Hypothèse 4 (qui contredit la précédente)
La fragmentation de l'espace architectural illustre les faibles capacités humaines de globalité, mais tentent aussi d'indiquer les proportions "humaines" de l'édifice, ce lieu comme espace de recueillement.

Hypothèse 5
Si l’on en croit la dernière vue qui évoque une projection graphique plus qu’une représentation de l’espace réel en plongée, l’architecte serait le seul à posséder cette vision globale comme point de vue et comme intentions, mais pas totale, évidemment.

Hypothèse 6
Les figurines (femme typique de l’Ukiyo-e ou maneki-neko ), ne se raccordent pas directement à l’espace architectural de la chapelle. Elle apparaissent de ce fait comme des images mentales différées produites par le protagoniste installé sur un banc de la chapelle. Les figurines maneki-neko, accumulation de statuettes de chat à la patte levée, renvoient à un espace de vente destiné aux touristes.

Hypothèse 7
L’espace temps conféré par la succession d’estampes construirait une déambulation à hauteur d’homme, sauf deux vues plongeantes et des images perturbatrices qui nous forcent à la concevoir comme une projection sensible et ne nous permettent pas complètement de nous identifier au personnage.
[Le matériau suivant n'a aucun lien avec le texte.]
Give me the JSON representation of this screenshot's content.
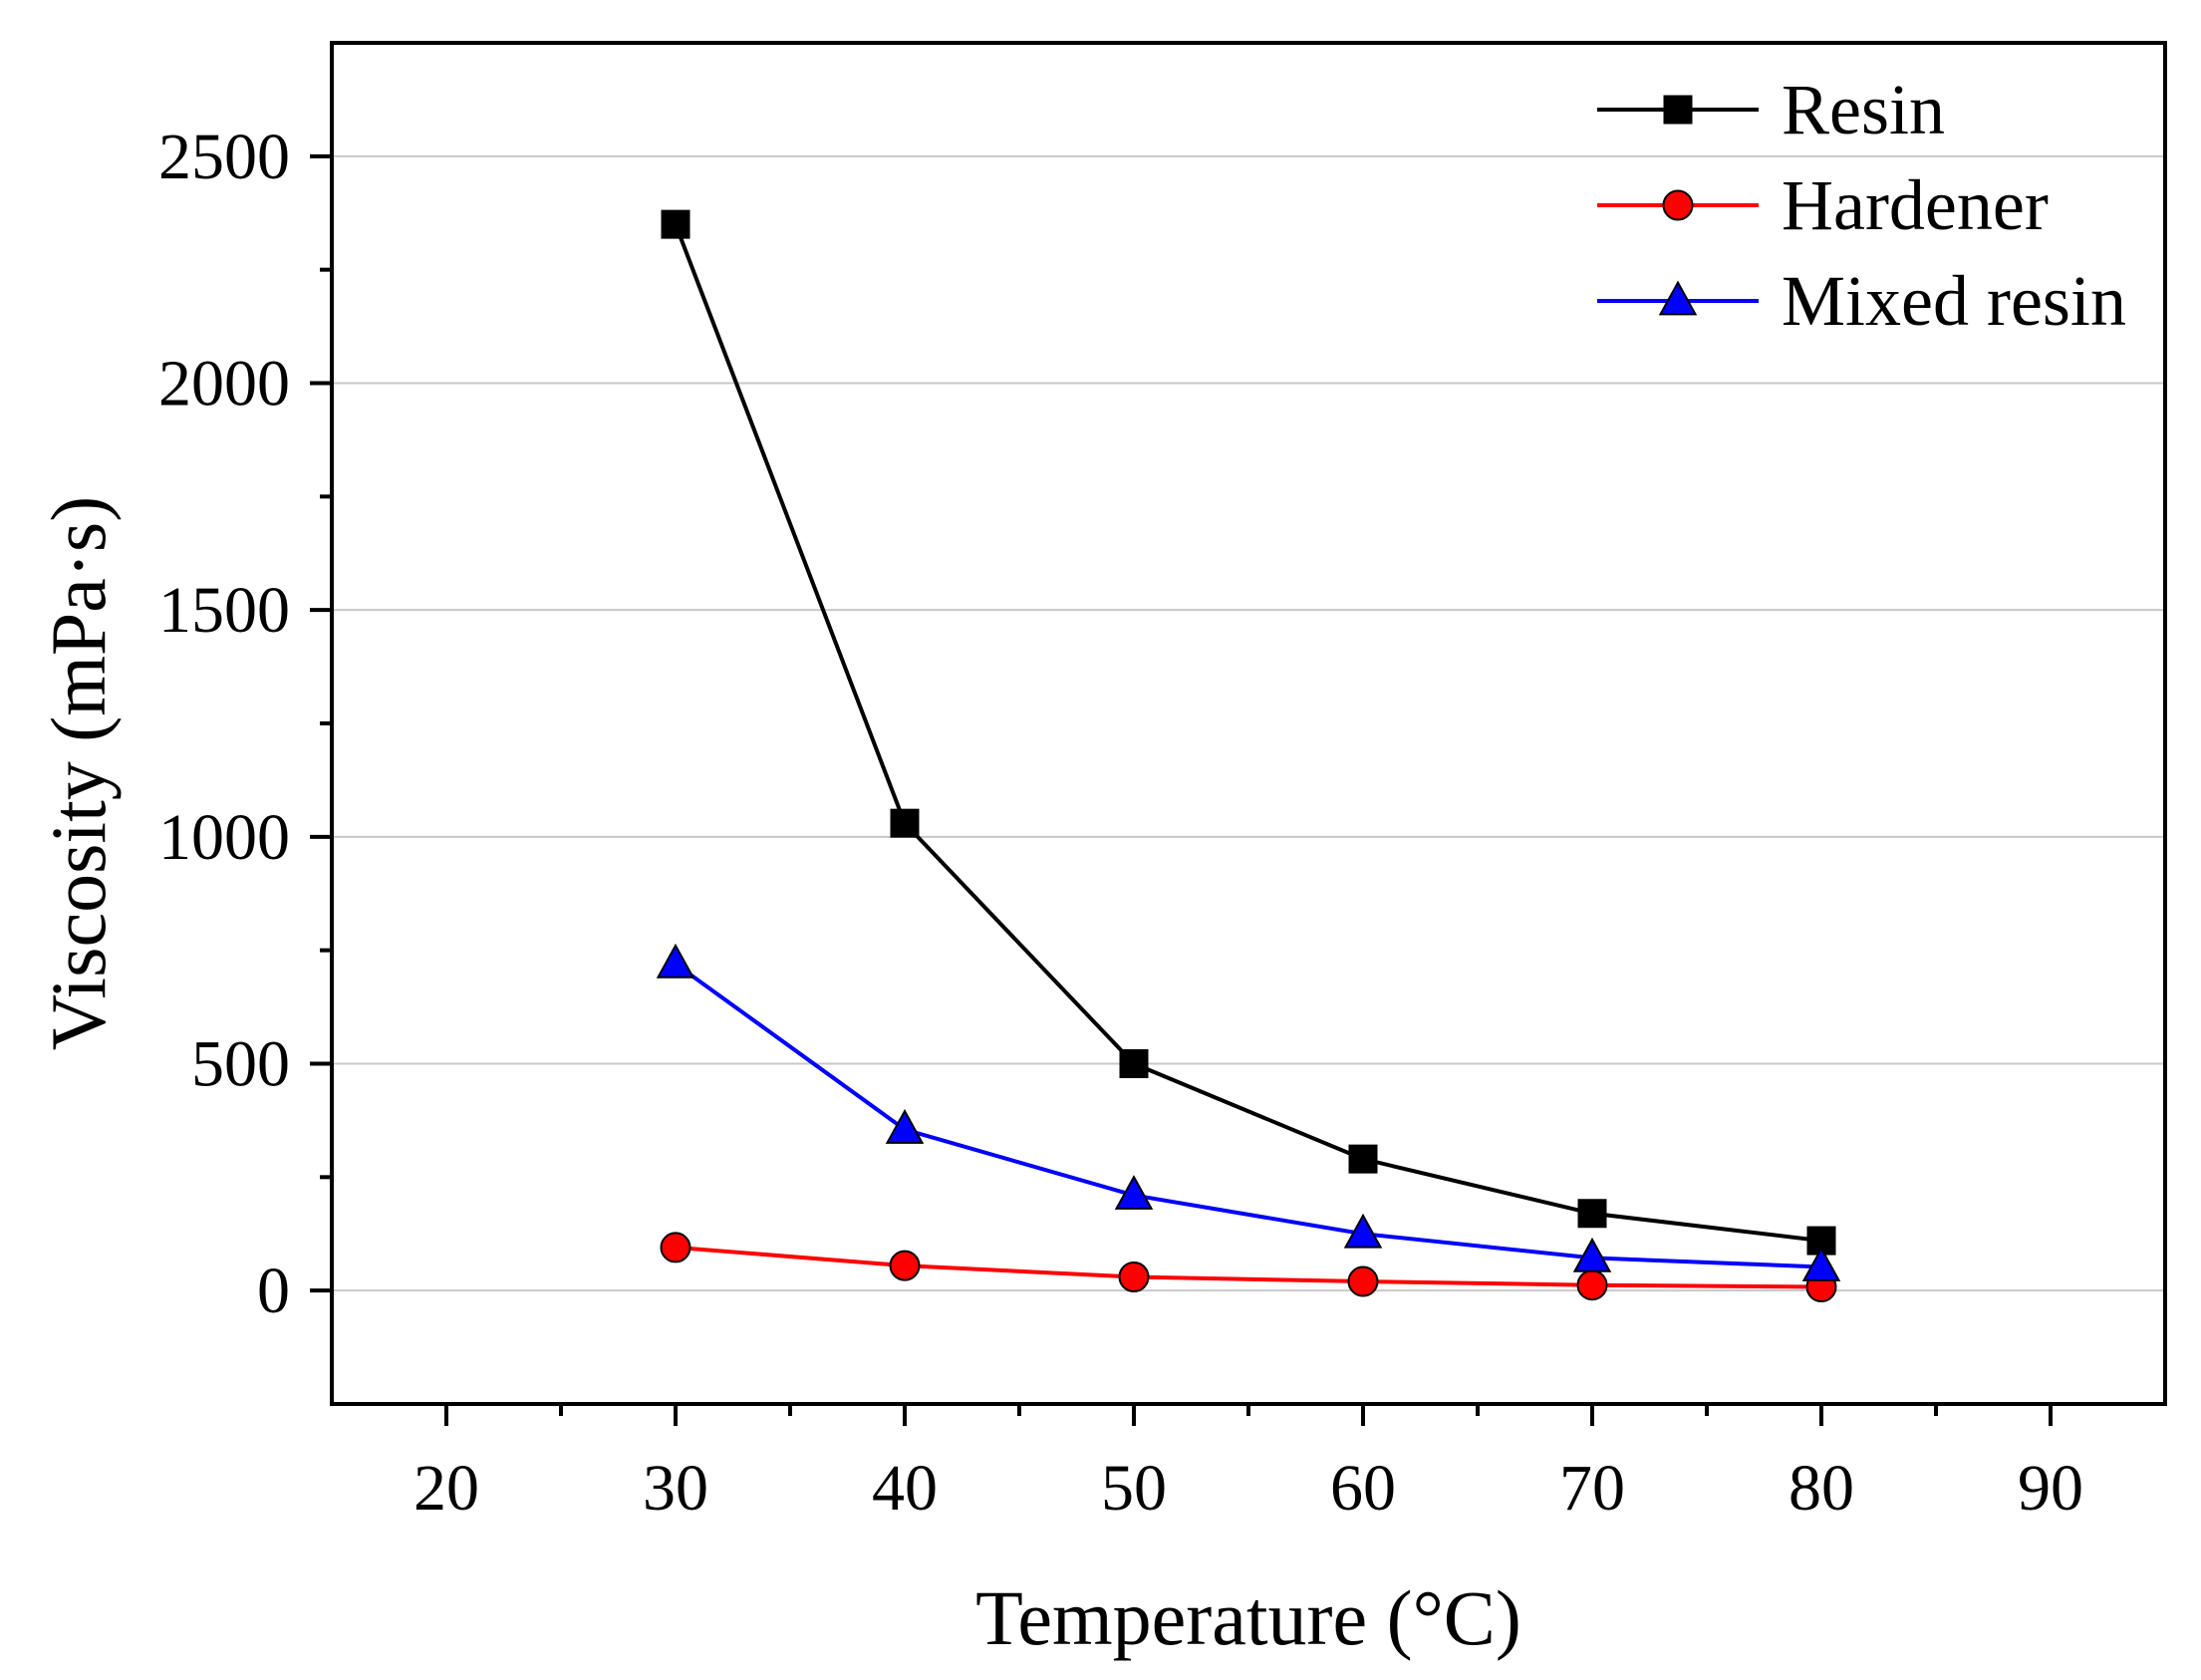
{
  "chart_data": {
    "type": "line",
    "title": "",
    "xlabel": "Temperature (°C)",
    "ylabel": "Viscosity (mPa·s)",
    "xlim": [
      15,
      95
    ],
    "ylim": [
      -250,
      2750
    ],
    "xticks": [
      "20",
      "30",
      "40",
      "50",
      "60",
      "70",
      "80",
      "90"
    ],
    "yticks": [
      "0",
      "500",
      "1000",
      "1500",
      "2000",
      "2500"
    ],
    "grid": "horizontal",
    "legend_position": "top-right",
    "x": [
      30,
      40,
      50,
      60,
      70,
      80
    ],
    "series": [
      {
        "name": "Resin",
        "color": "#000000",
        "marker": "square",
        "values": [
          2350,
          1030,
          500,
          290,
          170,
          110
        ]
      },
      {
        "name": "Hardener",
        "color": "#ff0000",
        "marker": "circle",
        "values": [
          95,
          55,
          30,
          20,
          12,
          8
        ]
      },
      {
        "name": "Mixed resin",
        "color": "#0000ff",
        "marker": "triangle",
        "values": [
          720,
          355,
          210,
          125,
          72,
          52
        ]
      }
    ]
  }
}
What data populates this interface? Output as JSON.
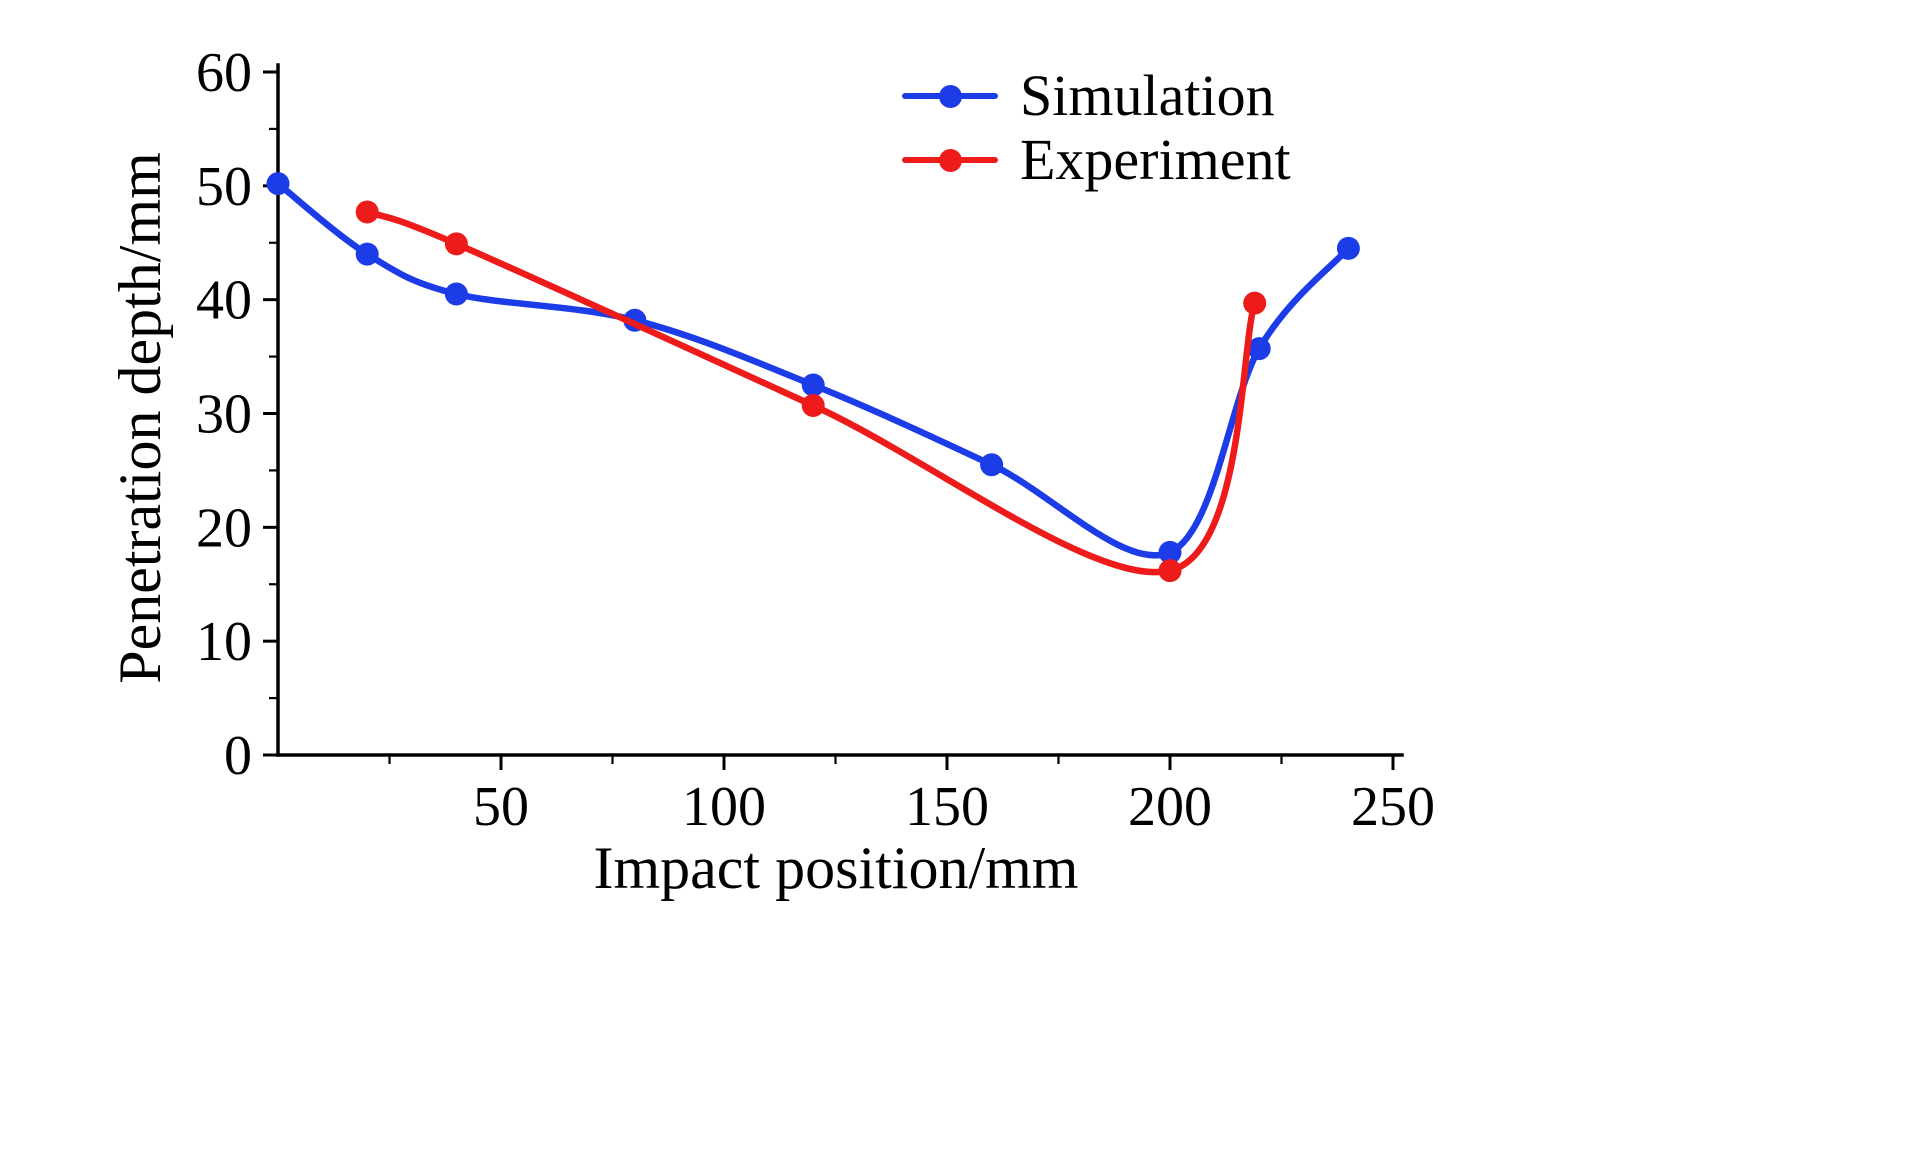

Cette circulation imaginaire (pour l’architecte, le cheminement par des espaces intermédiaires*) constitue le but avoué de l’auteur/visiteur. Le déplacement bien que non linéaire, interrompu par les juxtapositions d’images et la fragmentation des cadrages montre les stations (gravures d’un état lisible) et des espaces intermédiaires, mentaux, informulés, interstices entre chacune des estampes.

Hypothèse 8
Les représentations architecturales rappellent presque toutes le modernisme occidental tout en montrant le bâtiment d’Andô, oriental nourri d’architecture européenne du XXe siècle : l’architecture d’Andô s’appuie sur des volumes simples qui, selon la luminosité et l’angle de vue, infirment ou confirment l’espace perspectif occidental.

Hypothèse 9
Les trames se réfèreraient aux Carceri de Piranèse (dévoiement par excès de l’espace perspectif en même temps que répertoire formel), une influence d’Andô que rappelle Deprez.

Hypothèse 10
Des représentations occidentales et japonaises s’imbriquent, données de façon littérale par une perspective conique centrée qui évoque l’origine brunelleschienne et la planéité, le rabattement des plans qu’impose l’oblique et plus encore la diagonale.

Hypothèse 11
Le cadre de chaque gravure, convention surtout pratiquée en taille d’épargne et que Deprez reprend à son compte institue un premier plan, une sorte de fenêtre, comme un rappel vasarien. Cet étagement, cadre qui creuse l’espace avant l’apparition, l’émergence de l’image, se retrouve par exemple dans les peintures de Giacometti.

Hypothèse 12
A plusieurs reprises, O.D emploie la perspective oblique, paroxysme de l’espace perspectif qui a pour effet de déformer l’objet représenté. Ceci semble introduire une subjectivité supplémentaire qui, en réalité, ne l’est pas davantage que tout autre espace représenté. Ces déformations peuvent se rapporter à d’autres influences possibles de l’artiste (cinéma allemand des années 1920, Expressionnisme graphique, Constructivisme russe, photographies de Rodchenko,… ??)…

Il s’agirait, en somme, d’une histoire d’espaces multiples.


* Voir le texte programmatique d'Olivier Deprez.